11 Maret 2020, World Health Organization (WHO) secara resmi menetapkan Coronavirus Disease 2019 (COVID-19/SARS-CoV-2) sebagai Pandemi. Artinya WHO telah meyakini bahwa Covid-19 merupakan sebuah epidemi yang telah menyebar ke beberapa wilayah, negara hingga benua, dan umumnya menjangkit banyak orang di lingkup penyebarannya. Problemnya kemudian, apakah regulasi mengenai kedaruratan yang dimiliki setiap negara cukup memadai mengingat konsep kedaruratan menyangkut pandemi yang dikenal dalam UU Kekarantinaan misalnya dirumuskan dalam situasi normal.
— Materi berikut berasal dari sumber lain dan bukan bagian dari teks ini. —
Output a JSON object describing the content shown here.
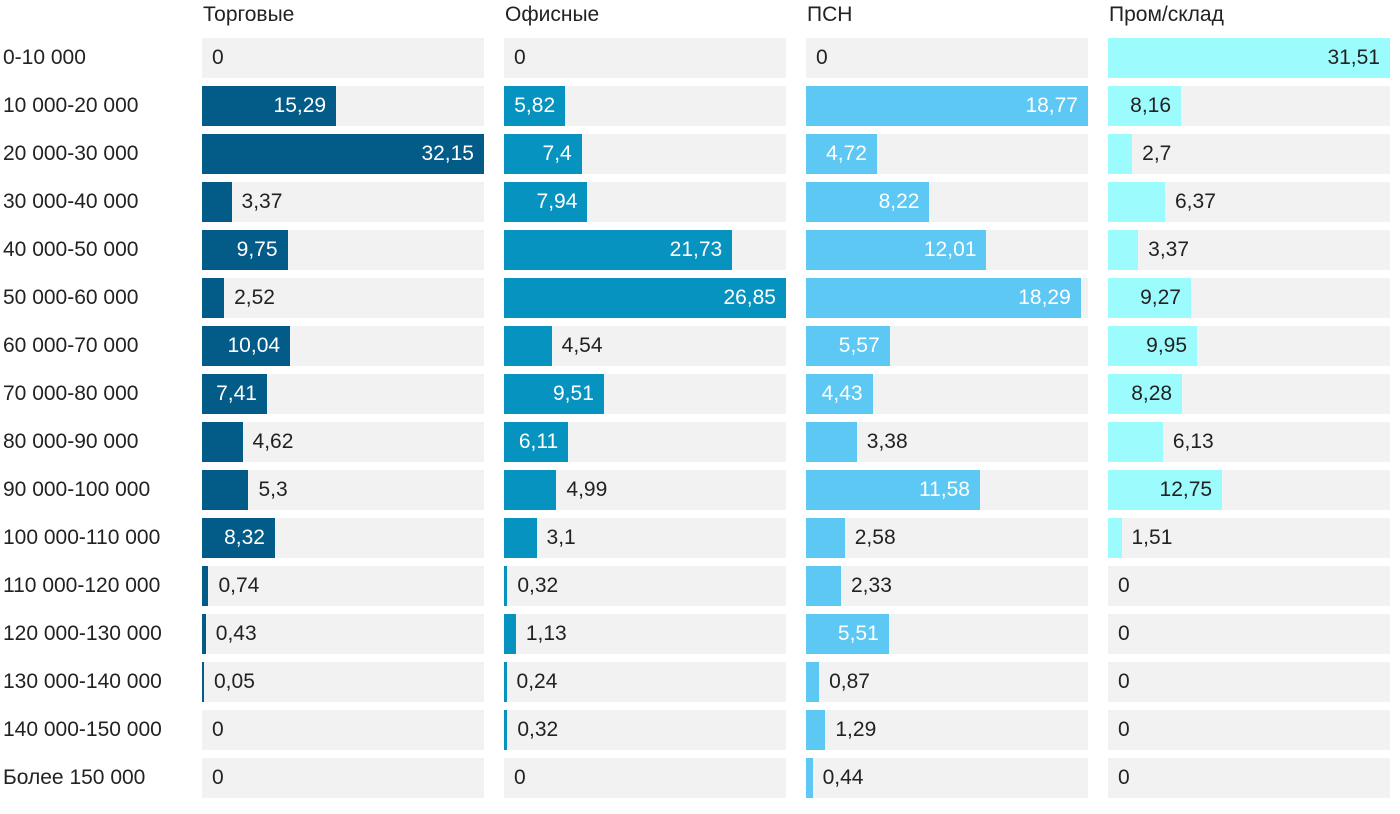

Pandemi COVID-19 jauh lebih kompleks dari apa yang pernah dibayangkan oleh mereka yang merumuskan regulasi mengenai kedaruratan di masa normal. Memaksa menyesuaikan aturan yang ada tanpa mempertimbangkan situasi maha dahsyat akibat pandemi COVID-19 membuat hukum bak manula yang terseok-seok mengikuti laju pergerakan wabah. Di tengah pembatasan hak asasi yang sifatnya tidak dapat dikurangi dalam keadaan apapun (non-derogable) seperti larangan melaksanakan ibadah dengan cara berkumpul demi mengerem laju penyebaran virus, ICW masih bicara paradigma efek jera yang lumutan.

Pemerintah sepertinya tidak ingin memperpanjang masalah dan memilih menutup polemik. Jokowi memastikan tidak ada kebijakan pembebasan bersyarat terhadap narapidana korupsi di atas 60 tahun, namun polemik terlanjur meninggalkan jejak. Semoga saja LAPAS tetap aman sehingga polemik hari ini tidak berbuntut panjang dan membuat kita saling berlomba cuci tangan justru di saat wabah mereda. Setidaknya dengan dikeluarkannya 5.556 narapidana lewat pembebasan bersyarat potensi munculya cluster baru (LAPAS) dalam penyebaran virus bisa diminimalisir.